Todos somos open sourcerors ahora que estamos completando la década. Veamos algunas de las innovaciones de código abierto más importantes que nos trajeron aquí.

Un futuro nublado
El código abierto estaba en los titulares antes del 2010, por supuesto, pero gran parte de las noticias en ese entonces eran sobre las guerras religiosas entre el «software libre» y el «código abierto”, o demandas contra Linux. Antes, para ejecutar software de código abierto tenía que llamar a TI para que le provea servidores (o utilizar un repuesto que estaba debajo de su escritorio). La nube cambió todo eso. De repente, los desarrolladores ya no necesitaban obtener carta blanca de TI para ejecutar su código fuente abierto. Así como el código abierto liberó a los desarrolladores de la aprobación de Compras/Legal, la nube también los liberó de la fricción inherente al hardware.

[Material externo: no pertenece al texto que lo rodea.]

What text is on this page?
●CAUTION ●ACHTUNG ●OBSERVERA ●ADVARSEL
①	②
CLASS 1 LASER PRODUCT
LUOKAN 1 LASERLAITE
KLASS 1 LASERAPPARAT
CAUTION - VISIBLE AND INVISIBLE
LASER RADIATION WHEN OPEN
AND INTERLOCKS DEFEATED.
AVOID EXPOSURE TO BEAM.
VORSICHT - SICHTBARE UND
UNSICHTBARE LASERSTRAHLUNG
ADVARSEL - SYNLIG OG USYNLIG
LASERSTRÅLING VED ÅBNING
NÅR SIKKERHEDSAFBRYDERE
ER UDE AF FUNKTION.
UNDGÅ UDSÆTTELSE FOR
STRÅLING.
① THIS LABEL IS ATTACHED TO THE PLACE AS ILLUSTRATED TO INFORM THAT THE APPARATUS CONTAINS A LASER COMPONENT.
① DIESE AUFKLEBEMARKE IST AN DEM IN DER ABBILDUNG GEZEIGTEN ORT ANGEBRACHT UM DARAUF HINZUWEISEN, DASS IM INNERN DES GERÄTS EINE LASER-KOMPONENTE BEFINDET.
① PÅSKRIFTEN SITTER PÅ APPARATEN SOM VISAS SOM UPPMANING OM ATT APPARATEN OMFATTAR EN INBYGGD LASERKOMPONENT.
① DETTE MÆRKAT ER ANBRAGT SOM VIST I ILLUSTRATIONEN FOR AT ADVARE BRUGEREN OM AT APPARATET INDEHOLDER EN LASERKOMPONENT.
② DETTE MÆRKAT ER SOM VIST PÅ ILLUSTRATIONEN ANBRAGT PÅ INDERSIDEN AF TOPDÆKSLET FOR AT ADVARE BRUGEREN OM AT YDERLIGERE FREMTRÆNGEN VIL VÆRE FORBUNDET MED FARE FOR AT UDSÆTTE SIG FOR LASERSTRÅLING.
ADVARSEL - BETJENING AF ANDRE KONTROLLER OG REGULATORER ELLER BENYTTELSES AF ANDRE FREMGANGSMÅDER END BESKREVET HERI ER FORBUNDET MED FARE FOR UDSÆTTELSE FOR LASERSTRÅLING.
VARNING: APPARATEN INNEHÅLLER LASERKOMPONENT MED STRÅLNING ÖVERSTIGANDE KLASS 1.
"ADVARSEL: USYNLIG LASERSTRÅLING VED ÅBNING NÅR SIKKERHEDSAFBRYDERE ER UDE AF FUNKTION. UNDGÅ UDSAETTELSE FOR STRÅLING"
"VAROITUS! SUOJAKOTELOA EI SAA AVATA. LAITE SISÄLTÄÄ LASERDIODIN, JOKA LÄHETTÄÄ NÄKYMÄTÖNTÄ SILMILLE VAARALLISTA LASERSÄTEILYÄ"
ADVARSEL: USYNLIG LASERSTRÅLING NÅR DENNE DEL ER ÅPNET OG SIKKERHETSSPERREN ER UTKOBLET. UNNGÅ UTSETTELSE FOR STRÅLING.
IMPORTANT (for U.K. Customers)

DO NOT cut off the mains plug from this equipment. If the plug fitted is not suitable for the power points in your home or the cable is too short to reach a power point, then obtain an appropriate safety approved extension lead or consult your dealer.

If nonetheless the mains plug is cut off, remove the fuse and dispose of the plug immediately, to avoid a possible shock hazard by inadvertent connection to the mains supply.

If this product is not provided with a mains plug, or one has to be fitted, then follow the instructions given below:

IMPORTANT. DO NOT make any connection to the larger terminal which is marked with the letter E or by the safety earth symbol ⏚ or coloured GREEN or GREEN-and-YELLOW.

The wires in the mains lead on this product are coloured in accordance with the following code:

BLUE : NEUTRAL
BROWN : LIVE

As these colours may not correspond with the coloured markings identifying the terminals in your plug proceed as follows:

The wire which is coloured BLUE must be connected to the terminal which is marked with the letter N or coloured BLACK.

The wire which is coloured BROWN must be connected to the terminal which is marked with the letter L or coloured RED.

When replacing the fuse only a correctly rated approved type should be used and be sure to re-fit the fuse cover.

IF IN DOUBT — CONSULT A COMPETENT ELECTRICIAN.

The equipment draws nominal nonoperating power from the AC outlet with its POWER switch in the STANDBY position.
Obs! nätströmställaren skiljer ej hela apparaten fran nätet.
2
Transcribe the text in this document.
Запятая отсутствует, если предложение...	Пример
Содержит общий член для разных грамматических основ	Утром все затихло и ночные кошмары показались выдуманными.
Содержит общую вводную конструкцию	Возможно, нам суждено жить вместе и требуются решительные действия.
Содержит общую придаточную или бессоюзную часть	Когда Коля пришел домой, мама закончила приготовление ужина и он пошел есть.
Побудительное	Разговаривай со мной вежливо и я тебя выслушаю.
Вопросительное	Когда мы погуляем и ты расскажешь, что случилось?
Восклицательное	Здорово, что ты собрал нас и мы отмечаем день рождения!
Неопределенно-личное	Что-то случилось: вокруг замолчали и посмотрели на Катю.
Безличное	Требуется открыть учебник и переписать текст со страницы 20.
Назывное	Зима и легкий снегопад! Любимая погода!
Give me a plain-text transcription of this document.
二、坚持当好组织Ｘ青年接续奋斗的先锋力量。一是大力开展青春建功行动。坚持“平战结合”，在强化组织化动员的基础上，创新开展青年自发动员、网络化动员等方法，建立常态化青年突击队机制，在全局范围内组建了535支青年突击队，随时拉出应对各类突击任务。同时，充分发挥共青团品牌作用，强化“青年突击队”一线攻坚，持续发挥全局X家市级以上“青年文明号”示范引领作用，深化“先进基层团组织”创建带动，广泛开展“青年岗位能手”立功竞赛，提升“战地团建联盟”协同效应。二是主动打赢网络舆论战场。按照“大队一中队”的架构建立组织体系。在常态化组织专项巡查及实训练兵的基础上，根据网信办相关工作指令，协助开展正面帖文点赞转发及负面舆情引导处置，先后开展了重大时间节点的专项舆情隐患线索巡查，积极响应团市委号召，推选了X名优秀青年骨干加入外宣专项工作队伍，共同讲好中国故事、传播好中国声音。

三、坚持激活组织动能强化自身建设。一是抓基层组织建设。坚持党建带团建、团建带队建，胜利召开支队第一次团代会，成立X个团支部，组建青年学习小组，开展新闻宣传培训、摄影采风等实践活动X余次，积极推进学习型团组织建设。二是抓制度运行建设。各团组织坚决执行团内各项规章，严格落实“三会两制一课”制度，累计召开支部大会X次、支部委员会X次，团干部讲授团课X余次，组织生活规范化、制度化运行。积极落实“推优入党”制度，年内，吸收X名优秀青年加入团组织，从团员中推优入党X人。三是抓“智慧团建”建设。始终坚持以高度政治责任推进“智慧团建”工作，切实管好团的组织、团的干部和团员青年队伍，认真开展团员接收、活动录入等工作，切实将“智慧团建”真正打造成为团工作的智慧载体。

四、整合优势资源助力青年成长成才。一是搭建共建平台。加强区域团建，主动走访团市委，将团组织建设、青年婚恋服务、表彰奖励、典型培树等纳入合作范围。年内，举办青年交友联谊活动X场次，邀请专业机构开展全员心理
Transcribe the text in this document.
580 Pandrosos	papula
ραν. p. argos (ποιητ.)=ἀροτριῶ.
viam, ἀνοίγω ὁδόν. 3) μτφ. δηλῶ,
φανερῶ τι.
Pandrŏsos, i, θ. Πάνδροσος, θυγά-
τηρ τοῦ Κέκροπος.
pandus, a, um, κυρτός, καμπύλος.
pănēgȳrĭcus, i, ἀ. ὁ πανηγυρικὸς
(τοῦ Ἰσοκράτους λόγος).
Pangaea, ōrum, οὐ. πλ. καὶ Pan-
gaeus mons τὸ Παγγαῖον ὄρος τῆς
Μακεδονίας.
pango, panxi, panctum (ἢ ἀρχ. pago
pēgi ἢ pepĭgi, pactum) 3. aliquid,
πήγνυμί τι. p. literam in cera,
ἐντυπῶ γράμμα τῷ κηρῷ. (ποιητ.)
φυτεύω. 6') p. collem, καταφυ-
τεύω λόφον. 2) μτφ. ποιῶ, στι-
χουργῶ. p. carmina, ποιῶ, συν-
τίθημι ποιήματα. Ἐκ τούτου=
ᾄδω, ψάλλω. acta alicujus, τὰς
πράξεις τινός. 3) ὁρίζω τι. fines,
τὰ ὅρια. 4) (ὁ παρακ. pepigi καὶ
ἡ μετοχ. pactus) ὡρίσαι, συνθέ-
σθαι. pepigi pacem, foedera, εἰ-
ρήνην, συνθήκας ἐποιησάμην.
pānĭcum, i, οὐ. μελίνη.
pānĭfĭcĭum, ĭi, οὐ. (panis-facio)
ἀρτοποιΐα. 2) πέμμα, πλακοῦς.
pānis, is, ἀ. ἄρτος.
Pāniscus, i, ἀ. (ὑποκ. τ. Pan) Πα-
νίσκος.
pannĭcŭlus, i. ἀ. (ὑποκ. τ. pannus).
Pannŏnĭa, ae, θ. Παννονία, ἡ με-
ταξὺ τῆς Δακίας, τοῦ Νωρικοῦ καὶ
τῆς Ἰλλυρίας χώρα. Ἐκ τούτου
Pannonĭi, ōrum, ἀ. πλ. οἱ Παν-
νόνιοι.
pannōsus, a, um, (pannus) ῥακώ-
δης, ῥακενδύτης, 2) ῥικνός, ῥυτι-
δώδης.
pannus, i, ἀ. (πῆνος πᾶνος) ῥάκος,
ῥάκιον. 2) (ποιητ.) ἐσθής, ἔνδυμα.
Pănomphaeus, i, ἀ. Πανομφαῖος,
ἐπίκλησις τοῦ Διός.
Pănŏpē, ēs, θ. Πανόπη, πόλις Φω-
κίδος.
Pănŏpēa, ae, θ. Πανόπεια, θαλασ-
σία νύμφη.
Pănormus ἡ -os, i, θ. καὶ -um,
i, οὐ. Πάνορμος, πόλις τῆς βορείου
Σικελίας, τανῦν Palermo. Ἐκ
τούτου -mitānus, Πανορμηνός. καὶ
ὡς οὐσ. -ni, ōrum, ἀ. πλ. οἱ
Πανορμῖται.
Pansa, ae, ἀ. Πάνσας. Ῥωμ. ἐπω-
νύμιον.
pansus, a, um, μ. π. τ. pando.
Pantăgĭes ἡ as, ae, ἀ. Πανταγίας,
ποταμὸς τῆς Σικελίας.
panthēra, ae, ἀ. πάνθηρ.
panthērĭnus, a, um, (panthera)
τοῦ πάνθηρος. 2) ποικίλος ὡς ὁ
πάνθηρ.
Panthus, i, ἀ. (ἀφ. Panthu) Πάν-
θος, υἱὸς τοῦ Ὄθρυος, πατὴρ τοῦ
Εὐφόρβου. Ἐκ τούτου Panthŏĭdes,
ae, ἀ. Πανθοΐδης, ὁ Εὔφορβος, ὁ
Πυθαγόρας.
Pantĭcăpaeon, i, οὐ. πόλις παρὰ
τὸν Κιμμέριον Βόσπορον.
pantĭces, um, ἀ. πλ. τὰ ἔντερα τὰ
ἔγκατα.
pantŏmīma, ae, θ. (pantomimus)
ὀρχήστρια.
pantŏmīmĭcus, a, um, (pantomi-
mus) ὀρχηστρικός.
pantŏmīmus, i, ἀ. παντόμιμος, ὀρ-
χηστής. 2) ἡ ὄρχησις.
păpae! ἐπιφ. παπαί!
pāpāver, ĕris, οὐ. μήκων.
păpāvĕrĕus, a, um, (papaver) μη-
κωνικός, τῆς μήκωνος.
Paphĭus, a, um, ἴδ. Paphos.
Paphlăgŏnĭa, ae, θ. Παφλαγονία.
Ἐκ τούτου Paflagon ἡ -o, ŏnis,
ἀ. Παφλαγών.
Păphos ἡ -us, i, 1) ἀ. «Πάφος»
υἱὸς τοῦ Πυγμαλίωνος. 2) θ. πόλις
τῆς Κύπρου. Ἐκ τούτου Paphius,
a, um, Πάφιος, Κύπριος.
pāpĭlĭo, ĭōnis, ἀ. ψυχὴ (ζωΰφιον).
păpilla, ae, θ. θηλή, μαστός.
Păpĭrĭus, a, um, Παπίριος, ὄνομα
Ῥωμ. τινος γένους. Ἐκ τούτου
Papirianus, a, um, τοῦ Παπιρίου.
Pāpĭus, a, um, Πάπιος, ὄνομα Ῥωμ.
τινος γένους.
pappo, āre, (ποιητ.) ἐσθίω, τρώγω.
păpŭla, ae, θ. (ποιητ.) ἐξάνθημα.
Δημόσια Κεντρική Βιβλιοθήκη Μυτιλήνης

Sin embargo, la nube fue solo el habilitador. Como Corey Quinn señala, la infraestructura se ha vuelto «código abierto», aunque no porque las nubes estén disponibles bajo una licencia de código abierto: «Esta se ejecuta en las nubes, pero yo podría ejecutar un plan Terraform o una configuración serverless de GitHub, y tener algo en funcionamiento para probarlo casi instantáneamente”. Las licencias de código abierto y el acceso rápido al hardware de la nube han abierto la productividad del desarrollador de maneras que podrían haber sido ligeramente visibles a principios del 2010 (AWS se inició en el 2006, después de todo) pero no fueron vistas hasta bien entrada la década.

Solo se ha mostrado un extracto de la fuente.